The air also contains dried fecal matter from millions of gallons of sewage dumped near the city in open-air areas and from some 3 million stray dogs. Mexico City is one of the few places in the world you can inhale a gastrointestinal disease like hepatitis or dysentery.

 Bravo said state-run oil monopoly Pemex could reformulate its fuel to meet California’s strict emissions standards but has shied away from the project due to the price tag: $4.9 billion. “That may sound like a lot, but how many billions will it save in future health care costs?” Bravo asked.

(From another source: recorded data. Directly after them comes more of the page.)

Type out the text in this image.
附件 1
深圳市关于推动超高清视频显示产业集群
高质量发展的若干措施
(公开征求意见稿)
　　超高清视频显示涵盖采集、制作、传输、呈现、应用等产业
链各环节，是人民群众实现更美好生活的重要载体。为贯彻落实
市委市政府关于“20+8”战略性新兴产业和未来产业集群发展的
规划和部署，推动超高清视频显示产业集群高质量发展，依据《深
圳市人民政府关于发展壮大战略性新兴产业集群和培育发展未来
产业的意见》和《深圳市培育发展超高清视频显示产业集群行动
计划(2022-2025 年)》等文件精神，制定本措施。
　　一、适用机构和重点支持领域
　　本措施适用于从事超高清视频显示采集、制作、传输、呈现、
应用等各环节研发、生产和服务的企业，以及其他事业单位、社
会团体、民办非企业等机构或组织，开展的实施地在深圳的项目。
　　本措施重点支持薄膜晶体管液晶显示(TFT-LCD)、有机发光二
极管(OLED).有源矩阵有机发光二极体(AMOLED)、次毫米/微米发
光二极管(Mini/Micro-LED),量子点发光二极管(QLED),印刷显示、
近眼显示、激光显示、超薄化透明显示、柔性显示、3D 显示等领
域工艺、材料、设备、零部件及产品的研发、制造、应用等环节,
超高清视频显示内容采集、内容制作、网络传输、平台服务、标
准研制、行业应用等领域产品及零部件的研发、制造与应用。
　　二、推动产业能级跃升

Billions Spent to Combat Conditions

Mexico has spent at least $5 billion trying to clean the capital’s air this decade, replacing outdated diesel buses, closing down a city oil refinery and reforesting some of the denuded hills nearby. But many say the government needs to do much more, such as improving Pemex fuels, strictly enforcing anti-pollution laws for industry and promoting development in other areas of the country.

 “There is a lack of leadership by the authorities. Each public official simply sits on his hands and hopes nothing too bad will happen on his watch,” Bravo said.

In the past few months, doctors estimated as many as half of all Mexico City residents fell ill with flu-like symptoms. The difference was the symptoms lasted at least several weeks, not several days. Even President Ernesto Zedillo publicly complained recently that his “cold” has lasted for weeks.

“The air pollution does not cause the cold but it certainly allows it to last much longer by weakening the immune system,” said Dr. Luis Lamm, a private Mexico City physician. “This epidemic of flu is a wake-up call for our pollution problem,” he said.